C’è una polemica aperta tra gli insorti libici e l’Alleanza Atlantica per il grave episodio di ieri, che avrebbe implicato la violazione della zona di non volo da parte di aerei lealisti. I ribelli denunciano che l’altra notte il principale deposito di carburante di Misurata è stato colpito in un attacco aereo che ha provocato un grande incendio, solo parzialmente domato per scarsità di mezzi adeguati. La Nato, secondo i rivoltosi, sarebbe stata avvertita in anticipo di quanto stava per accadere, ma non ci sarebbe stata risposta alla richiesta di aiuto. I gheddafiani, sempre secondo i ribelli, avrebbero impiegato per il bombardamento dei piccoli aeroplani del tipo solitamente utilizzato per disinfestare le colture, la Nato al momento si limita a dire che sta «verificando le informazioni» sull’accaduto.

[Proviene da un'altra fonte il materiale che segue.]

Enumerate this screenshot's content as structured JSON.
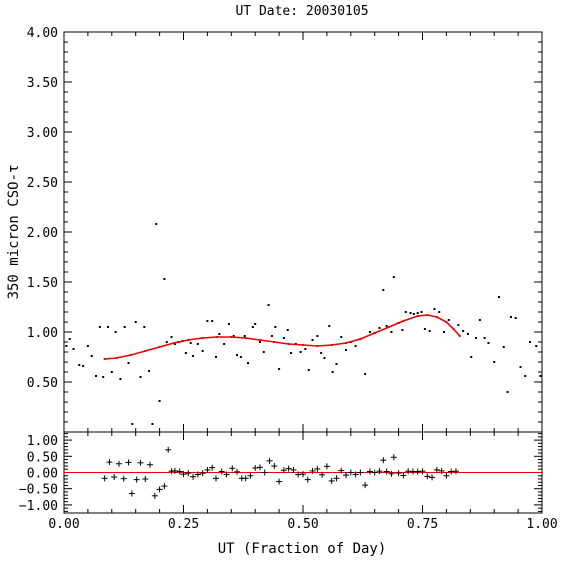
{
  "chart_data": [
    {
      "type": "scatter",
      "title": "UT Date: 20030105",
      "xlabel": "UT (Fraction of Day)",
      "ylabel": "350 micron CSO-τ",
      "xlim": [
        0.0,
        1.0
      ],
      "ylim": [
        0.0,
        4.0
      ],
      "x_ticks": [
        "0.00",
        "0.25",
        "0.50",
        "0.75",
        "1.00"
      ],
      "y_ticks": [
        "0.50",
        "1.00",
        "1.50",
        "2.00",
        "2.50",
        "3.00",
        "3.50",
        "4.00"
      ],
      "series": [
        {
          "marker": "dot",
          "color": "#000000",
          "points": [
            [
              0.005,
              0.86
            ],
            [
              0.012,
              0.93
            ],
            [
              0.02,
              0.83
            ],
            [
              0.032,
              0.67
            ],
            [
              0.04,
              0.66
            ],
            [
              0.05,
              0.86
            ],
            [
              0.058,
              0.76
            ],
            [
              0.067,
              0.56
            ],
            [
              0.075,
              1.05
            ],
            [
              0.082,
              0.55
            ],
            [
              0.092,
              1.05
            ],
            [
              0.1,
              0.6
            ],
            [
              0.108,
              1.0
            ],
            [
              0.118,
              0.53
            ],
            [
              0.127,
              1.05
            ],
            [
              0.135,
              0.69
            ],
            [
              0.143,
              0.08
            ],
            [
              0.15,
              1.1
            ],
            [
              0.16,
              0.55
            ],
            [
              0.168,
              1.05
            ],
            [
              0.178,
              0.61
            ],
            [
              0.185,
              0.08
            ],
            [
              0.193,
              2.08
            ],
            [
              0.2,
              0.31
            ],
            [
              0.21,
              1.53
            ],
            [
              0.215,
              0.9
            ],
            [
              0.225,
              0.95
            ],
            [
              0.232,
              0.88
            ],
            [
              0.24,
              0.9
            ],
            [
              0.248,
              0.91
            ],
            [
              0.255,
              0.79
            ],
            [
              0.265,
              0.89
            ],
            [
              0.27,
              0.76
            ],
            [
              0.28,
              0.88
            ],
            [
              0.29,
              0.81
            ],
            [
              0.3,
              1.11
            ],
            [
              0.31,
              1.11
            ],
            [
              0.318,
              0.75
            ],
            [
              0.325,
              0.98
            ],
            [
              0.335,
              0.88
            ],
            [
              0.345,
              1.08
            ],
            [
              0.355,
              0.96
            ],
            [
              0.362,
              0.77
            ],
            [
              0.37,
              0.75
            ],
            [
              0.378,
              0.96
            ],
            [
              0.385,
              0.69
            ],
            [
              0.395,
              1.05
            ],
            [
              0.4,
              1.08
            ],
            [
              0.41,
              0.9
            ],
            [
              0.418,
              0.8
            ],
            [
              0.428,
              1.27
            ],
            [
              0.435,
              0.96
            ],
            [
              0.442,
              1.05
            ],
            [
              0.45,
              0.63
            ],
            [
              0.46,
              0.94
            ],
            [
              0.468,
              1.02
            ],
            [
              0.475,
              0.79
            ],
            [
              0.485,
              0.88
            ],
            [
              0.495,
              0.8
            ],
            [
              0.505,
              0.83
            ],
            [
              0.512,
              0.62
            ],
            [
              0.52,
              0.92
            ],
            [
              0.53,
              0.96
            ],
            [
              0.538,
              0.79
            ],
            [
              0.545,
              0.74
            ],
            [
              0.555,
              1.06
            ],
            [
              0.562,
              0.6
            ],
            [
              0.57,
              0.68
            ],
            [
              0.58,
              0.95
            ],
            [
              0.59,
              0.82
            ],
            [
              0.6,
              0.9
            ],
            [
              0.61,
              0.86
            ],
            [
              0.62,
              0.93
            ],
            [
              0.63,
              0.58
            ],
            [
              0.64,
              1.0
            ],
            [
              0.65,
              0.99
            ],
            [
              0.66,
              1.04
            ],
            [
              0.668,
              1.42
            ],
            [
              0.675,
              1.06
            ],
            [
              0.685,
              1.0
            ],
            [
              0.69,
              1.55
            ],
            [
              0.7,
              1.09
            ],
            [
              0.708,
              1.02
            ],
            [
              0.715,
              1.2
            ],
            [
              0.725,
              1.19
            ],
            [
              0.732,
              1.18
            ],
            [
              0.74,
              1.19
            ],
            [
              0.748,
              1.2
            ],
            [
              0.755,
              1.03
            ],
            [
              0.765,
              1.01
            ],
            [
              0.775,
              1.23
            ],
            [
              0.785,
              1.2
            ],
            [
              0.795,
              1.0
            ],
            [
              0.805,
              1.12
            ],
            [
              0.815,
              1.03
            ],
            [
              0.825,
              1.07
            ],
            [
              0.835,
              1.01
            ],
            [
              0.845,
              0.98
            ],
            [
              0.852,
              0.75
            ],
            [
              0.862,
              0.94
            ],
            [
              0.87,
              1.12
            ],
            [
              0.88,
              0.94
            ],
            [
              0.888,
              0.89
            ],
            [
              0.9,
              0.7
            ],
            [
              0.91,
              1.35
            ],
            [
              0.92,
              0.85
            ],
            [
              0.928,
              0.4
            ],
            [
              0.935,
              1.15
            ],
            [
              0.945,
              1.14
            ],
            [
              0.955,
              0.65
            ],
            [
              0.965,
              0.56
            ],
            [
              0.975,
              0.9
            ],
            [
              0.988,
              0.86
            ],
            [
              0.997,
              0.56
            ]
          ]
        },
        {
          "marker": "line",
          "color": "#ee0000",
          "points": [
            [
              0.085,
              0.73
            ],
            [
              0.11,
              0.74
            ],
            [
              0.14,
              0.77
            ],
            [
              0.17,
              0.81
            ],
            [
              0.2,
              0.85
            ],
            [
              0.23,
              0.89
            ],
            [
              0.26,
              0.92
            ],
            [
              0.29,
              0.94
            ],
            [
              0.32,
              0.95
            ],
            [
              0.35,
              0.95
            ],
            [
              0.38,
              0.94
            ],
            [
              0.41,
              0.92
            ],
            [
              0.44,
              0.9
            ],
            [
              0.47,
              0.88
            ],
            [
              0.5,
              0.87
            ],
            [
              0.53,
              0.86
            ],
            [
              0.56,
              0.87
            ],
            [
              0.59,
              0.89
            ],
            [
              0.62,
              0.93
            ],
            [
              0.65,
              0.99
            ],
            [
              0.68,
              1.05
            ],
            [
              0.71,
              1.11
            ],
            [
              0.74,
              1.16
            ],
            [
              0.76,
              1.17
            ],
            [
              0.78,
              1.15
            ],
            [
              0.8,
              1.1
            ],
            [
              0.815,
              1.03
            ],
            [
              0.828,
              0.96
            ]
          ]
        }
      ]
    },
    {
      "type": "scatter",
      "xlabel": "UT (Fraction of Day)",
      "xlim": [
        0.0,
        1.0
      ],
      "ylim": [
        -1.25,
        1.25
      ],
      "x_ticks": [
        "0.00",
        "0.25",
        "0.50",
        "0.75",
        "1.00"
      ],
      "y_ticks": [
        "1.00",
        "0.50",
        "0.00",
        "−0.50",
        "−1.00"
      ],
      "zero_line_color": "#ee0000",
      "series": [
        {
          "marker": "plus",
          "color": "#000000",
          "points": [
            [
              0.085,
              -0.18
            ],
            [
              0.095,
              0.32
            ],
            [
              0.105,
              -0.14
            ],
            [
              0.115,
              0.27
            ],
            [
              0.125,
              -0.19
            ],
            [
              0.135,
              0.31
            ],
            [
              0.142,
              -0.65
            ],
            [
              0.152,
              -0.22
            ],
            [
              0.16,
              0.3
            ],
            [
              0.17,
              -0.2
            ],
            [
              0.18,
              0.24
            ],
            [
              0.19,
              -0.72
            ],
            [
              0.2,
              -0.52
            ],
            [
              0.21,
              -0.42
            ],
            [
              0.218,
              0.7
            ],
            [
              0.225,
              0.04
            ],
            [
              0.232,
              0.05
            ],
            [
              0.242,
              0.03
            ],
            [
              0.25,
              -0.05
            ],
            [
              0.26,
              -0.02
            ],
            [
              0.27,
              -0.13
            ],
            [
              0.28,
              -0.06
            ],
            [
              0.29,
              -0.02
            ],
            [
              0.3,
              0.08
            ],
            [
              0.31,
              0.15
            ],
            [
              0.318,
              -0.18
            ],
            [
              0.33,
              0.03
            ],
            [
              0.34,
              -0.06
            ],
            [
              0.352,
              0.13
            ],
            [
              0.362,
              0.02
            ],
            [
              0.372,
              -0.18
            ],
            [
              0.38,
              -0.18
            ],
            [
              0.39,
              -0.1
            ],
            [
              0.4,
              0.14
            ],
            [
              0.41,
              0.16
            ],
            [
              0.42,
              0.0
            ],
            [
              0.43,
              0.36
            ],
            [
              0.44,
              0.2
            ],
            [
              0.45,
              -0.28
            ],
            [
              0.46,
              0.07
            ],
            [
              0.47,
              0.12
            ],
            [
              0.48,
              0.08
            ],
            [
              0.49,
              -0.06
            ],
            [
              0.5,
              -0.05
            ],
            [
              0.51,
              -0.22
            ],
            [
              0.52,
              0.05
            ],
            [
              0.53,
              0.11
            ],
            [
              0.54,
              -0.07
            ],
            [
              0.55,
              0.19
            ],
            [
              0.56,
              -0.26
            ],
            [
              0.57,
              -0.18
            ],
            [
              0.58,
              0.06
            ],
            [
              0.59,
              -0.08
            ],
            [
              0.6,
              0.0
            ],
            [
              0.61,
              -0.06
            ],
            [
              0.62,
              0.0
            ],
            [
              0.63,
              -0.39
            ],
            [
              0.64,
              0.03
            ],
            [
              0.65,
              0.0
            ],
            [
              0.66,
              0.04
            ],
            [
              0.668,
              0.38
            ],
            [
              0.675,
              0.03
            ],
            [
              0.685,
              -0.04
            ],
            [
              0.69,
              0.47
            ],
            [
              0.7,
              -0.02
            ],
            [
              0.71,
              -0.09
            ],
            [
              0.72,
              0.04
            ],
            [
              0.73,
              0.03
            ],
            [
              0.74,
              0.03
            ],
            [
              0.75,
              0.04
            ],
            [
              0.76,
              -0.12
            ],
            [
              0.77,
              -0.15
            ],
            [
              0.78,
              0.08
            ],
            [
              0.79,
              0.05
            ],
            [
              0.8,
              -0.1
            ],
            [
              0.81,
              0.03
            ],
            [
              0.82,
              0.04
            ]
          ]
        }
      ]
    }
  ]
}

A complicare il quadro un’altra dichiarazione dei ribelli di Misurata, secondo i quali tra giovedì e venerdì alcuni elicotteri con gli emblemi della Croce Rossa e della Mezzaluna Rossa avrebbero sorvolato il porto: credevamo che fossero lì per portare aiuti umanitari, hanno detto, ma poi abbiamo capito che avevano seminato delle mine. Secondo un’altra fonte dei rivoltosi, sarebbero stati proprio elicotteri così camuffati a compiere l’attacco contro i depositi di carburante.

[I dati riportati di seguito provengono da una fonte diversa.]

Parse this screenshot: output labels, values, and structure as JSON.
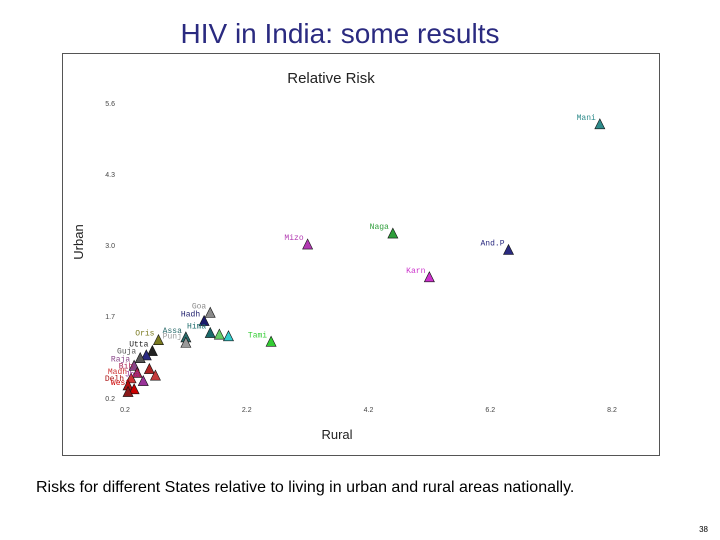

E mentre in Libia il conflitto continua anche in Tripolitania, soprattutto nella città ribelle di Zenten e al posto di confine con la Tunisia di Dehiba, l’altro fronte - quello dell’emigrazione di massa in direzione delle Pelagie - è più che mai aperto. Nella notte tra venerdì e ieri a Lampedusa sono arrivati due barconi stracarichi, che hanno complessivamente portato sull’isola oltre 800 persone, in gran parte provenienti secondo le loro dichiarazioni da Paesi africani quali la Somalia, l’Eritrea, la Nigeria e altri. Questi immigrati, provenendo dalla Libia in preda alla violenza o da Paesi dove infuriano conflitti, avranno diritto allo status di rifugiati e non saranno rinviati in patria come invece accade ai tunisini da quando è stato raggiunto un accordo col nuovo governo di Tunisi. Altri 700 africani subsahariani che si trovavano a bordo dell’ennesima carretta del mare partita con ogni probabilità da un porto libico sono stati soccorsi ieri sera, portando il totale degli arrivi in sole 24 ore a circa 1500 persone.
Ben più tragico destino è invece toccato agli occupanti di un altro barcone partito venerdì mattina dalla Libia. A causa del sovraccarico (era stipato addirittura da 600 persone) è naufragato davanti alla costa a poca distanza da Tripoli. Decine di persone sono annegate, mentre molti sarebbero riusciti a raggiungere a nuoto la riva, che distava non più di un centinaio di metri.
L’assalto all’Italia dalla Tunisia sembra invece arginato. Ieri il ministro dell’Interno Maroni ha reso noto che per la prima volta le autorità tunisine hanno fermato in mare un barcone carico di clandestini e l’hanno obbligato a fare ritorno.

Per Maroni questa è la prova che «l’accordo fra i due governi funziona». Quanto alla Libia, ha osservato rimarcando un concetto assai caro alla Lega, «bisogna che la guerra finisca presto o gli arrivi massicci di profughi da quel Paese diventeranno quotidiani».